A HiBiT-tagged pseudovirus-like particle platform for safe, rapid quantification of virus neutralization and antibody-dependent enhancement.

Abstract

Accurate quantification of virus neutralization is essential for evaluating the efficacy of vaccines and antibody-based therapies. However, conventional neutralization assays require strict biocontainment or utilize surrogates of infection that increase biosafety but reduce biological relevance. These limitations create critical bottlenecks for the timely development of antiviral immunotherapeutics. Here, we describe a neutralization platform using non-replicating, HiBiT-tagged pseudovirus-like particles (HiBiT-PsVLPs) for safe yet biologically relevant assessment of neutralization. These HiBiT-PsVLPs package the HiBiT protein tag internally and incorporate glycoproteins from pathogenic viruses to recapitulate entry at reduced biosafety levels. Unlike traditional pseudoviruses, HiBiT-PsVLPs lack reporter genes and employ the NanoBiT split luciferase system for rapid, complementation-based luminescent readout of entry and neutralization. Using the SARS-CoV-2 Spike protein as proof-of-concept, we demonstrate efficient pseudotyping, entry, and neutralization of HiBiT-PsVLPs. HiBiT-PsVLP neutralization is specific, reproducible, and reflective of antibody potency and stability. Assay results align closely with an established surrogate virus neutralization test (sVNT), with HiBiT-PsVLPs capturing more diverse mechanisms-of-action (MoAs). Moving beyond SARS-CoV-2, we adapt the HiBiT-PsVLP platform for other clinically relevant viruses, including HIV-1 and emerging pathogens, such as Ebola, Marburg, Lassa, and Nipah viruses. By pairing HiBiT-PsVLPs with Fc gamma receptor (FcγR)-expressing cells, we also demonstrate the capability of this system to detect antibody-dependent enhancement (ADE) of virus entry as an important safety consideration for immunotherapies. Combined, these data establish the utility of the HiBiT-PsVLP platform for safely and rapidly measuring critical antibody activities across diverse viruses and drug development stages.

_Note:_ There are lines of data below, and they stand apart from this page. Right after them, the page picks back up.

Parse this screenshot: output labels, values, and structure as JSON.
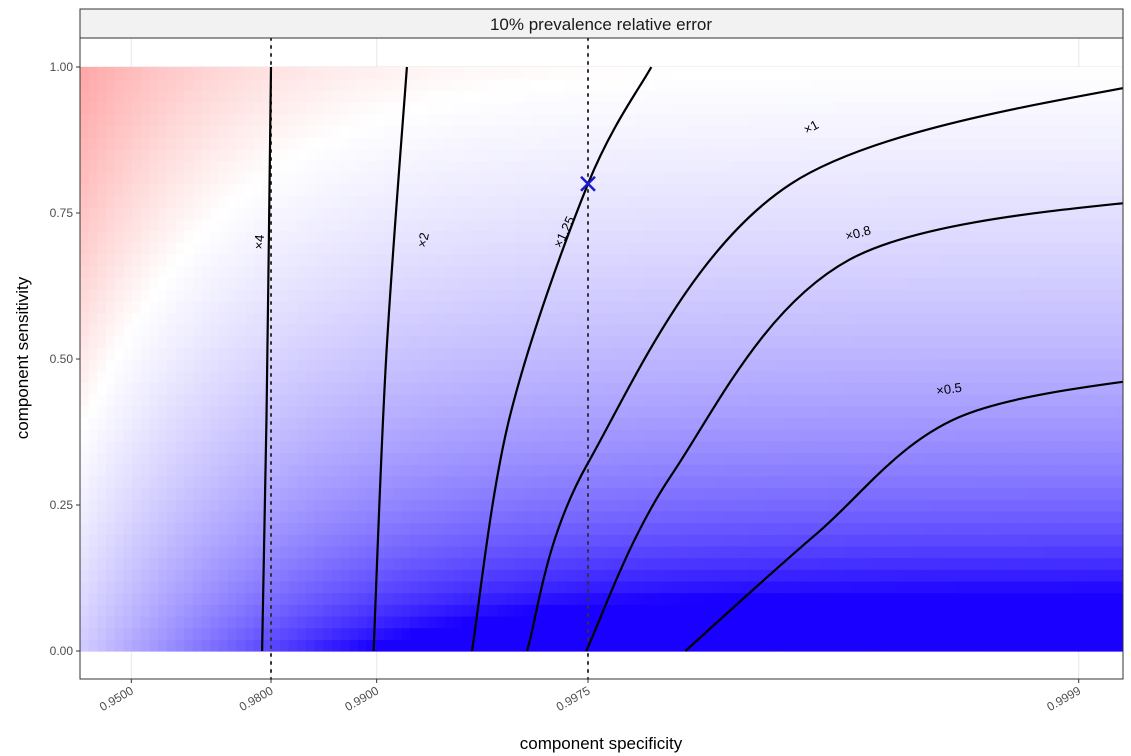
{
  "chart_data": {
    "type": "heatmap",
    "title": "10% prevalence relative error",
    "xlabel": "component specificity",
    "ylabel": "component sensitivity",
    "x_scale": "log(1 - specificity)",
    "x_ticks": [
      "0.9500",
      "0.9800",
      "0.9900",
      "0.9975",
      "0.9999"
    ],
    "y_ticks": [
      "0.00",
      "0.25",
      "0.50",
      "0.75",
      "1.00"
    ],
    "xlim": [
      0.94,
      0.99995
    ],
    "ylim": [
      0,
      1
    ],
    "reference_lines_x": [
      0.98,
      0.9975
    ],
    "highlight_point": {
      "x": 0.9975,
      "y": 0.8
    },
    "color_scale": {
      "low": "#1a00ff",
      "mid": "#ffffff",
      "high": "#ff0000"
    },
    "contours": [
      {
        "label": "×4",
        "points": [
          [
            0.9788,
            0.0
          ],
          [
            0.9794,
            0.4
          ],
          [
            0.98,
            1.0
          ]
        ]
      },
      {
        "label": "×2",
        "points": [
          [
            0.9898,
            0.0
          ],
          [
            0.9906,
            0.5
          ],
          [
            0.9918,
            1.0
          ]
        ]
      },
      {
        "label": "×1.25",
        "points": [
          [
            0.99465,
            0.0
          ],
          [
            0.99582,
            0.4
          ],
          [
            0.9975,
            0.8
          ],
          [
            0.99835,
            1.0
          ]
        ]
      },
      {
        "label": "×1",
        "points": [
          [
            0.99627,
            0.0
          ],
          [
            0.99749,
            0.32
          ],
          [
            0.99934,
            0.8
          ],
          [
            0.99995,
            0.986
          ]
        ]
      },
      {
        "label": "×0.8",
        "points": [
          [
            0.99747,
            0.0
          ],
          [
            0.99855,
            0.3
          ],
          [
            0.99955,
            0.67
          ],
          [
            0.99995,
            0.78
          ]
        ]
      },
      {
        "label": "×0.5",
        "points": [
          [
            0.99868,
            0.0
          ],
          [
            0.99944,
            0.2
          ],
          [
            0.99978,
            0.4
          ],
          [
            0.99995,
            0.476
          ]
        ]
      }
    ]
  }
}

Importance: Standard neutralization assays are often slow, labor-intensive, and restricted to high-containment facilities, thus complicating and delaying the development of vaccines and antibody-based treatments. Here, we present a novel neutralization assay system using HiBiT-tagged pseudovirus-like particles (HiBiT-PsVLPs). These particles incorporate entry proteins from diverse pathogenic viruses but are non-replicating and lack viral nucleic acids, thus mitigating the biosafety risks of conventional assays. The particles encapsulate the HiBiT peptide, enabling rapid, luminescent quantitation of entry and neutralization. We demonstrate that this platform accurately measures neutralizing activity of monoclonal antibodies across development stages and sensitively detects antibody-dependent enhancement, a critical safety consideration. Altogether, HiBiT-PsVLPs offer a safe, rapid, and scalable platform to accelerate the development of vaccines and antibody therapeutics targeting a broad range of viruses.